Eventual Consistency is a UX Nightmare

Sponsor: Do you build complex software systems? See how NServiceBus makes it easier to design, build, and manage software systems that use message queues to achieve loose coupling. Get started for free.

Eventual Consistency is the term most people refer to when they are reading from a different data source from where they perform a write. Usually leads to a bad user experience where a user performs some action but then doesn’t see their change reflected in the UI immediately. There can be many reasons for this. It could be from using a read replica that is eventually consistent. If you’re using Event Sourcing with Projections as your Read Model, which is built asynchronously. Or if you’re processing commands asynchronously via a message queue.

YouTube

Check out my YouTube channel where I post all kinds of content that accompanies my posts including this video showing everything that is in this post.

https://www.youtube.com/watch?v=wEUTMuRSZT0&list=PLThyvG1mlMznuNW2tITIGmgQqJikLBqab&index=14

Eventual Consistency is a UX Nightmare (https://www.youtube.com/watch?v=wEUTMuRSZT0&list=PLThyvG1mlMznuNW2tITIGmgQqJikLBqab&index=14)

Replication Lag

A very common situation where eventual consistency occurs is with replication lag. If you’re using a database with read replicas that are eventually consistent and you perform queries against the read replica rather than the primary database.

You have a client that makes a request to your API to perform some type of command that is going to make a state change.

After the command request has been completed, the client then immediately makes a query request to get data that directly relates to the state change from the command.

The issue is because the read replica is eventually consistent, it hasn’t yet been replicated from the primary. This means that the query performed by the client is getting stale data.

After the query was made and returned stale data does replication occur and the read replica is now up-to-date. If the client makes another request it will get consistent data.

What’s more troublesome is this is a race condition as sometimes replication will happen quicker than the client query, this is entirely dependent on how quickly the client makes a request and how quickly replication is occurring.

Event Sourcing & Projections

One of the most common questions I get related to CQRS & Event Sourcing is eventual consistency.
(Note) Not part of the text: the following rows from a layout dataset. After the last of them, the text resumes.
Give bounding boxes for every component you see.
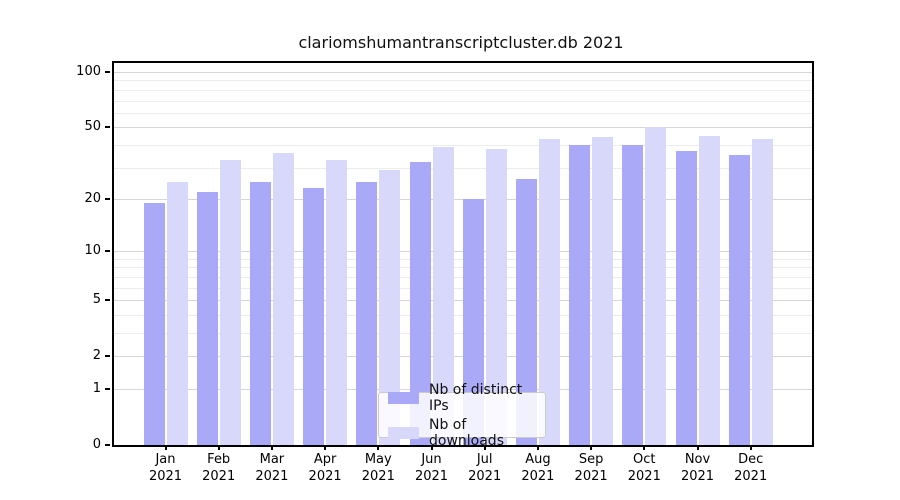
bar-downloads-jan: [166, 181, 188, 445]
legend-swatch-distinct-ips-icon: [388, 391, 419, 404]
y-tick-label-10: 10: [84, 243, 101, 259]
bar-distinct-ips-may: [356, 181, 378, 445]
y-tick-20: [105, 197, 110, 200]
bar-distinct-ips-sep: [569, 144, 591, 445]
x-tick-label-dec: Dec 2021: [734, 452, 768, 484]
x-tick-label-sep: Sep 2021: [574, 452, 608, 484]
legend-label-distinct-ips: Nb of distinct IPs: [429, 381, 523, 414]
legend-row-distinct-ips: Nb of distinct IPs: [388, 382, 536, 414]
bar-distinct-ips-dec: [728, 155, 750, 445]
bar-downloads-aug: [538, 139, 560, 445]
y-tick-label-50: 50: [84, 119, 101, 135]
x-tick-jul: [483, 445, 486, 450]
chart-title: clariomshumantranscriptcluster.db 2021: [298, 33, 624, 52]
x-tick-label-nov: Nov 2021: [680, 452, 715, 484]
y-tick-label-5: 5: [92, 292, 101, 308]
x-tick-mar: [270, 445, 273, 450]
bar-distinct-ips-jun: [409, 162, 431, 445]
bar-distinct-ips-nov: [675, 151, 697, 445]
x-tick-label-mar: Mar 2021: [255, 452, 289, 484]
bar-downloads-mar: [272, 153, 294, 445]
bar-downloads-apr: [326, 160, 348, 445]
x-tick-jun: [430, 445, 433, 450]
bar-downloads-nov: [698, 135, 720, 445]
bar-downloads-sep: [592, 137, 614, 445]
bar-distinct-ips-jan: [143, 202, 165, 445]
x-tick-label-jan: Jan 2021: [148, 452, 183, 484]
x-tick-label-jun: Jun 2021: [414, 452, 449, 484]
x-tick-label-jul: Jul 2021: [468, 452, 502, 484]
bar-distinct-ips-apr: [303, 188, 325, 445]
gridline-y-40: [114, 144, 812, 146]
gridline-y-60: [114, 112, 812, 114]
legend: Nb of distinct IPs Nb of downloads: [378, 382, 546, 449]
y-tick-0: [105, 444, 110, 446]
plot-area: Nb of distinct IPs Nb of downloads: [112, 61, 814, 449]
x-tick-nov: [696, 445, 699, 450]
x-tick-label-aug: Aug 2021: [521, 452, 555, 484]
bar-distinct-ips-aug: [515, 178, 537, 445]
x-tick-jan: [164, 445, 167, 450]
bar-downloads-oct: [645, 127, 667, 445]
gridline-y-80: [114, 89, 812, 91]
x-tick-label-apr: Apr 2021: [308, 452, 342, 484]
bar-distinct-ips-feb: [196, 191, 218, 445]
bar-downloads-may: [379, 170, 401, 445]
gridline-y-50: [114, 127, 812, 129]
x-tick-dec: [749, 445, 752, 450]
x-tick-label-oct: Oct 2021: [627, 452, 661, 484]
bar-downloads-dec: [751, 139, 773, 445]
y-tick-label-1: 1: [92, 380, 101, 396]
y-tick-5: [105, 299, 110, 302]
x-tick-feb: [217, 445, 220, 450]
x-tick-aug: [536, 445, 539, 450]
bar-downloads-feb: [219, 160, 241, 445]
gridline-y-70: [114, 100, 812, 102]
y-tick-50: [105, 126, 110, 129]
bar-distinct-ips-oct: [622, 144, 644, 445]
x-tick-label-feb: Feb 2021: [202, 452, 236, 484]
y-tick-label-100: 100: [76, 64, 101, 80]
y-tick-100: [105, 71, 110, 74]
gridline-y-30: [114, 167, 812, 169]
y-tick-1: [105, 387, 110, 390]
bar-downloads-jul: [485, 148, 507, 445]
y-tick-10: [105, 250, 110, 253]
x-tick-apr: [324, 445, 327, 450]
x-tick-may: [377, 445, 380, 450]
x-tick-label-may: May 2021: [361, 452, 395, 484]
legend-swatch-downloads-icon: [388, 426, 419, 439]
x-tick-oct: [643, 445, 646, 450]
x-tick-sep: [590, 445, 593, 450]
legend-label-downloads: Nb of downloads: [429, 416, 504, 449]
bar-distinct-ips-jul: [462, 199, 484, 445]
y-tick-label-0: 0: [92, 437, 101, 452]
y-tick-label-2: 2: [92, 348, 101, 364]
legend-row-downloads: Nb of downloads: [388, 417, 536, 449]
bar-distinct-ips-mar: [249, 181, 271, 445]
gridline-y-100: [114, 72, 812, 74]
y-tick-2: [105, 355, 110, 358]
bar-downloads-jun: [432, 146, 454, 445]
gridline-y-90: [114, 80, 812, 82]
y-tick-label-20: 20: [84, 190, 101, 206]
This occurs because you will often create projections (read models) that are used for queries. Since projections are built asynchronously, there is a lag between writing to your event stream in your event store and the projection being updated.

In a similar way as above, the client sends a command that makes a state change which results in a new event being appended to your event stream.

The client then immediately calls a query to retrieve data that is related to that state change.

But because our projection (event handlers) haven’t yet processed the event to update our read model (query database), we return the client stale data.

And just like with replication lag, we have a race condition where the projections may run after that query was made.

Async Processing

While not eventual consistency, processing requests/commands asynchronously off a queue can have a similar type of effect in a bad user experience.

The client sends a command but instead of it being handled in-process (blocking), rather the command is put on a queue.

The client isn’t possibly fully aware that the command wasn’t immediately processed. The client then makes a query which is returning what they believe to be stale data.

However this isn’t stale data, it’s just that the command has yet to be processed because of a race condition.

Finally, the message is pulled off the queue and processed and the database is updated.

While not eventual consistency, a similar UX issue as replication lag and event sourcing projections.

Solutions

In the majority of these cases, this is only a problem for a single user. This is because a user is trying to perform a write (command) and then subsequently perform a read (query) when either the data that they specifically changed hasn’t yet been either processed or made its way to the read database.

Basically, you’re trying to read your write but not using a fully consistent way.

Server Wait

One solution is to have the server wait (block) the client until the read database has been updated. This means when the client sends a command, the server won’t return back to the client until the data has been replicated (or projection updated, etc). This means that once the command completes and the client makes a query, they will not get stale data.

Client Polling

Instead of having the server wait, you instead can have the client wait. Once the client performs its write (command), it then performs the query but understands what the last read (version) was. If the version has not been updated, that means that the replication (or projection) has not been updated and it’s still stale data. The client will wait and then query again until it gets the updated data.

Push to Client

Another option is to push to the client once the replication (or projection) has occurred. This could be accomplished with something like WebSockets where you establish a connection from the client to server and then have the server push to the client to notify them the replication (or projection) has occurred. At this point, the client can then perform a query to get the latest data.

Read from Primary after Write

Finally, the last option is to read from the primary after you perform a write. Again this is only a situation for an individual user who performed the write (command).

What this means is once the client sends a command, the following query will be directed towards the primary, not the read replica (or query database).

There are different methods to do this, one of which is simply having a time window to direct all queries to the primary for the client that made a state change. For example, after a command, for a time window of 5 seconds, all queries are direct to the primary for the client that sent the initial command.